# hull cleaning and waxing



## pcola4 (Apr 13, 2009)

new to the boat scene. what's the best way to clean and waxa fiberglassboat hull?


----------



## Marine Scout (Nov 18, 2007)

Make your wife do it!! :hoppingmad:hoppingmad:letsparty:letsparty


----------



## bonita dan (Oct 3, 2007)

Depends on how bad the hull looks. If its just dirty than clean it real good with a quality boat soap like Woody wax. I like to use Four Seasons TreWax myself. Its a paste wax not a liquid and holds up pretty good. If it bad than your gonna have to dig a little deeper with a hull cleaner or Rubbing compound before a wax can be applied. Finish with an electric buffer.


----------



## pcola4 (Apr 13, 2009)

Thanks! appreciate the input.


----------



## fourwinns (Mar 14, 2009)

I like Four Seasons TreWax myself also. When I asked my dealer what he recommened he said his guys in the shop use TreWax so I tried it and realy like it. I have used it for 3 years now and seems to hold up well. It is much easier to work with then I thought.The first time I pulled out the buffer. Well, no need to do that. I would alsorecommend doing a small area at a time. Try to get it off before it dries. Ifit dries just wipethe dry area with the waxing cloth then you can remove it much easier. Just waxed mine last week. Wipe it on and wipe it off. I also found anothergreat product.Collinite Fiberglass Cleaner. This stuffis great!Not surehow it worksbut it is great for removingany kind of spots, stains, etc.


----------



## oldflathead (Oct 3, 2007)

It depends on how oxidized the gel coat has gotten and how long since it was waxed. If you can drag your fingers down the side of the hull and get oxidation, you have a job.

Here's how I do it:

1-I use my 3,000 PSI pressure washer over the entire boat - Be careful

2-Wash the boat thoroughly, using TSP, (Tri Sodium Phosphate), available at Lowes, paint stores, etc. The real TSP has been replaced with "Imitation TSP", which is not near as good.

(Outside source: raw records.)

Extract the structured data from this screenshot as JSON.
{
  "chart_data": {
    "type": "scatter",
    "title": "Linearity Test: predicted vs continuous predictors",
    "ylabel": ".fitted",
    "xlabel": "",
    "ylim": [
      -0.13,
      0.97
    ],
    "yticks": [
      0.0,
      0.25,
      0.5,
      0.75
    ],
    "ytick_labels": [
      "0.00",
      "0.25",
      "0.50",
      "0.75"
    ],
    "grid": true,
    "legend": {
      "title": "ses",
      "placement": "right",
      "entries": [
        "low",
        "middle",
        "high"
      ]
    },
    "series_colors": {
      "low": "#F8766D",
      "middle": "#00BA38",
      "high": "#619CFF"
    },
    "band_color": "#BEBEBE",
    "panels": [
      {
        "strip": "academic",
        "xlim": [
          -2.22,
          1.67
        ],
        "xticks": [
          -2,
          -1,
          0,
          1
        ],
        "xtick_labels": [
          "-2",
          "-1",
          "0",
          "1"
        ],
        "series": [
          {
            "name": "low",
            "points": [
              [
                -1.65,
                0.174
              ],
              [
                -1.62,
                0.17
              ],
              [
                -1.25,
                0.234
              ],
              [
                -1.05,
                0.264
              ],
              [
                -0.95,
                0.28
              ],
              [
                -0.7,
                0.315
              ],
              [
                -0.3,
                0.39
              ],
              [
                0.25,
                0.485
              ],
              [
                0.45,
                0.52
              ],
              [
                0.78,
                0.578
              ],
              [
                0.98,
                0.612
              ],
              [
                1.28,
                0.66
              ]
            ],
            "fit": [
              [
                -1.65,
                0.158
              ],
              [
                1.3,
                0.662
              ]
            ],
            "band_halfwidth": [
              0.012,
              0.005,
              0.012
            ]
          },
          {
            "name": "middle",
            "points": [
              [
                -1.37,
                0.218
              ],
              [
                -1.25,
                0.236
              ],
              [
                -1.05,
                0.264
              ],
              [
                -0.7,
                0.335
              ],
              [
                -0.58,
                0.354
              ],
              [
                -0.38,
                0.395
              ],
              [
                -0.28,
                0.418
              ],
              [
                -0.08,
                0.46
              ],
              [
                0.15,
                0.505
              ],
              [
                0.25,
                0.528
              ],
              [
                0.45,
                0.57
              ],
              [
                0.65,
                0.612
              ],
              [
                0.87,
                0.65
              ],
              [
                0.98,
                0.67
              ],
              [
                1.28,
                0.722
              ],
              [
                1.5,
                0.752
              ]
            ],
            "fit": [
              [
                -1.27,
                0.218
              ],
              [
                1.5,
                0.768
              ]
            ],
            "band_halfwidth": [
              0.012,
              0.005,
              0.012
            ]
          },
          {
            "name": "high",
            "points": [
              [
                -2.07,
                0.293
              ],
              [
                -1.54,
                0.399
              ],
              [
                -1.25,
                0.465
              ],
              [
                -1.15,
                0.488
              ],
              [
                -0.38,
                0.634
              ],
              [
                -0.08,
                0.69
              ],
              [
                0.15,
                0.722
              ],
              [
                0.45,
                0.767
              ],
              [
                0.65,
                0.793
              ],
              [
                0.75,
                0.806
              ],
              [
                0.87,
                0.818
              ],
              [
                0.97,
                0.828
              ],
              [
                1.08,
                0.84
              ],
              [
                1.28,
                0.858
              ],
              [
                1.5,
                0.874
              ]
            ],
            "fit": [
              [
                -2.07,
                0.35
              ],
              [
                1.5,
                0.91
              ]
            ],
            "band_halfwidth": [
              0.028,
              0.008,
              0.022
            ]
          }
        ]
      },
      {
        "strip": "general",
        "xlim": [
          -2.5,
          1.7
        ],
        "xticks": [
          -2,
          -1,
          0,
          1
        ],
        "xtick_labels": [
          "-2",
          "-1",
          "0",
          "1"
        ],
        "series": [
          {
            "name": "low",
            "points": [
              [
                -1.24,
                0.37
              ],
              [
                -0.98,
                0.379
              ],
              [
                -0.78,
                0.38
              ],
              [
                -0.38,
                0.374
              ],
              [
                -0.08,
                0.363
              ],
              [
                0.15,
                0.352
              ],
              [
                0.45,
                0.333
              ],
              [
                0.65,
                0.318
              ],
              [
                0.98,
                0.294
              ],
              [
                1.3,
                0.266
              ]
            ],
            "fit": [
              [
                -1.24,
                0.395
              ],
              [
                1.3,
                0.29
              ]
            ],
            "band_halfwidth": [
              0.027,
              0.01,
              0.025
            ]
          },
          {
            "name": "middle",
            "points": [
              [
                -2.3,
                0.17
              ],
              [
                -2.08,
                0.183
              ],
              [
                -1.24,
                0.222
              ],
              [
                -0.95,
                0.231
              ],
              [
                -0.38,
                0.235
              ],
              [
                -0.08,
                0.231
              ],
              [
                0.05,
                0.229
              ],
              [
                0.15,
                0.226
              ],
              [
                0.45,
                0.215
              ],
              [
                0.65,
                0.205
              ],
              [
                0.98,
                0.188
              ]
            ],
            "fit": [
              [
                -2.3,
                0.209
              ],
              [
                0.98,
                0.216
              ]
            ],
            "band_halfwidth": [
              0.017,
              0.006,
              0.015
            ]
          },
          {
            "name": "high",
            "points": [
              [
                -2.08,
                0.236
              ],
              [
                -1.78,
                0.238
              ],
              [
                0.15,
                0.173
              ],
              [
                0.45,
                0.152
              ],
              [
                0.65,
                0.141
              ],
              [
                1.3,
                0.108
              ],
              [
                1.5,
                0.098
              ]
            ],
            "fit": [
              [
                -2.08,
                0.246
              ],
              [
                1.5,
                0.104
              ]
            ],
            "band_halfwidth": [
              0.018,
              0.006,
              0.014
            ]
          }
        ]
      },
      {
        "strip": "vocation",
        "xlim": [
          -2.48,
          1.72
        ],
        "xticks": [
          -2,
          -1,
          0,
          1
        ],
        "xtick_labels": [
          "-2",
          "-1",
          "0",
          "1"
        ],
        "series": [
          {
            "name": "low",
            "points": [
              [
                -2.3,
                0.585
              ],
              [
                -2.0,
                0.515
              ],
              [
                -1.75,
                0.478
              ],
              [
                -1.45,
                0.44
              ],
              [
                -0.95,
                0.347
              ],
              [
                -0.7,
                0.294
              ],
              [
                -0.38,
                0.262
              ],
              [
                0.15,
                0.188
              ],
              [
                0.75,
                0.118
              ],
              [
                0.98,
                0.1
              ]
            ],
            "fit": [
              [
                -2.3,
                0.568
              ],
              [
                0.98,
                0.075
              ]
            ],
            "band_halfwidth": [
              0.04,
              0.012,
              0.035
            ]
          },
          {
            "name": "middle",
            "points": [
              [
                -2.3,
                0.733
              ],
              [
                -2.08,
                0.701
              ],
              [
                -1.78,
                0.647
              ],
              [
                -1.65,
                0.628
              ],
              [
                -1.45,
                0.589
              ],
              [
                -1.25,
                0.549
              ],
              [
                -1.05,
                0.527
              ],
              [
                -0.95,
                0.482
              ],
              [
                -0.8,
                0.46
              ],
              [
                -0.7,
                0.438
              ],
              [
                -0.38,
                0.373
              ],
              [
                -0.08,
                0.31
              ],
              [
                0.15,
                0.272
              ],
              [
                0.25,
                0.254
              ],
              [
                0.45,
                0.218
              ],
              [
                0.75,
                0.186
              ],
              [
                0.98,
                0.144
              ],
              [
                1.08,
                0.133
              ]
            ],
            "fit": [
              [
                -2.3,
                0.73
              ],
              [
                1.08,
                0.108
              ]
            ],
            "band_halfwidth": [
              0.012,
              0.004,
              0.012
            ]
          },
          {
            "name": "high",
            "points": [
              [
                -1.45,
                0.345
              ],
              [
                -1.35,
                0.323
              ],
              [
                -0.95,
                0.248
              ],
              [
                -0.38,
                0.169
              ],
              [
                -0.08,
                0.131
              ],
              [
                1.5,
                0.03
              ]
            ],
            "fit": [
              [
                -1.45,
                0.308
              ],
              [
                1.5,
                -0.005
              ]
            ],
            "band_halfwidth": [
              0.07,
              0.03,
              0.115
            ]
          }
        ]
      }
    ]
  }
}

3-For rust stain or brown water marks, I first try oxalic acid, (usually not on the shelf, so you may need to ask an associate to order some for you),mixed with waterinto a mayonnaise consistency and rubbed in with an old tooth brush. You may need to do this several times. The solution needs to penetrate into the gel coat. Rinse. Some folks will use muriatic acid from a plastic roller tray and applied with a long handled paint roller. VERY DANGEROUS! One drop of muriatic acid in your eye and you are blind. It also eats clothing. I do not reccommend using muriatic.

4-If the gel coat is still dull, I try 3-M Gel Coat Compound. This is the white stuff, not the reddish brown stuff people use on cars. It comes in gallon cans, about $80 at West Marine.I use my Milwaukee variable speed buffer, on slow speed, and do about one square foot, buff it out and examine. If it looks good and has some luster, do the entire boat, changing the sheeps wool pad often. I have 5 pads, so use one side until it loads up, turn it over and use the other side, then throw it in a bucket of water to soak. After I have used all of them, I use a high pressure stream of water to rinse them clean, then I hang them out to drip dry. I will spin them dry on my buffer. Since Mr. Milwaukee weighs 13 pounds, some feather merchants cannot handle him, so I also have a slow speed pnuematic buffer, about $160 for a good one. Harbor Freight stuff won't hold up.

Now, back to _What if the compound does not clean the oxidation off...Get some wet or dry sandpaper. I start with 600, if that does not get the job done, I go to 400 or even 320. 

For badly oxidized hulls, you must wet sand the entire boat,

starting with the finest grit that will get the job done, then progressing up to 1,000 grit. After that step, go back to you 3-M Gel Coat Compound

5-A very important step some folks omit - Wash the entire boat again using TSP and a soft scrub brush. Rinse and let dry. You must get all of the residue from the oxidized gel coat and compound off.

6-Clean your buffing pad in a mild solution of water and TSP, rinse and dry.

7-Begin applying wax. I prefer Collinite's Fleet Wax, which is a paste. I experimented with different waxes several years ago and Fleet Wax always lasted longer. It is more work to apply, but worth the effort.

YMMV

Or you can hire Jose or some other pro. A proper job is very labor intensive, so cost $$$

Tom


----------



## lastcast (Oct 12, 2007)

Tom, don't know if you ever tried wood bleach or Bar Keepers Friend, but active ingredient is oxalic acid. Easy to get.

Skip


----------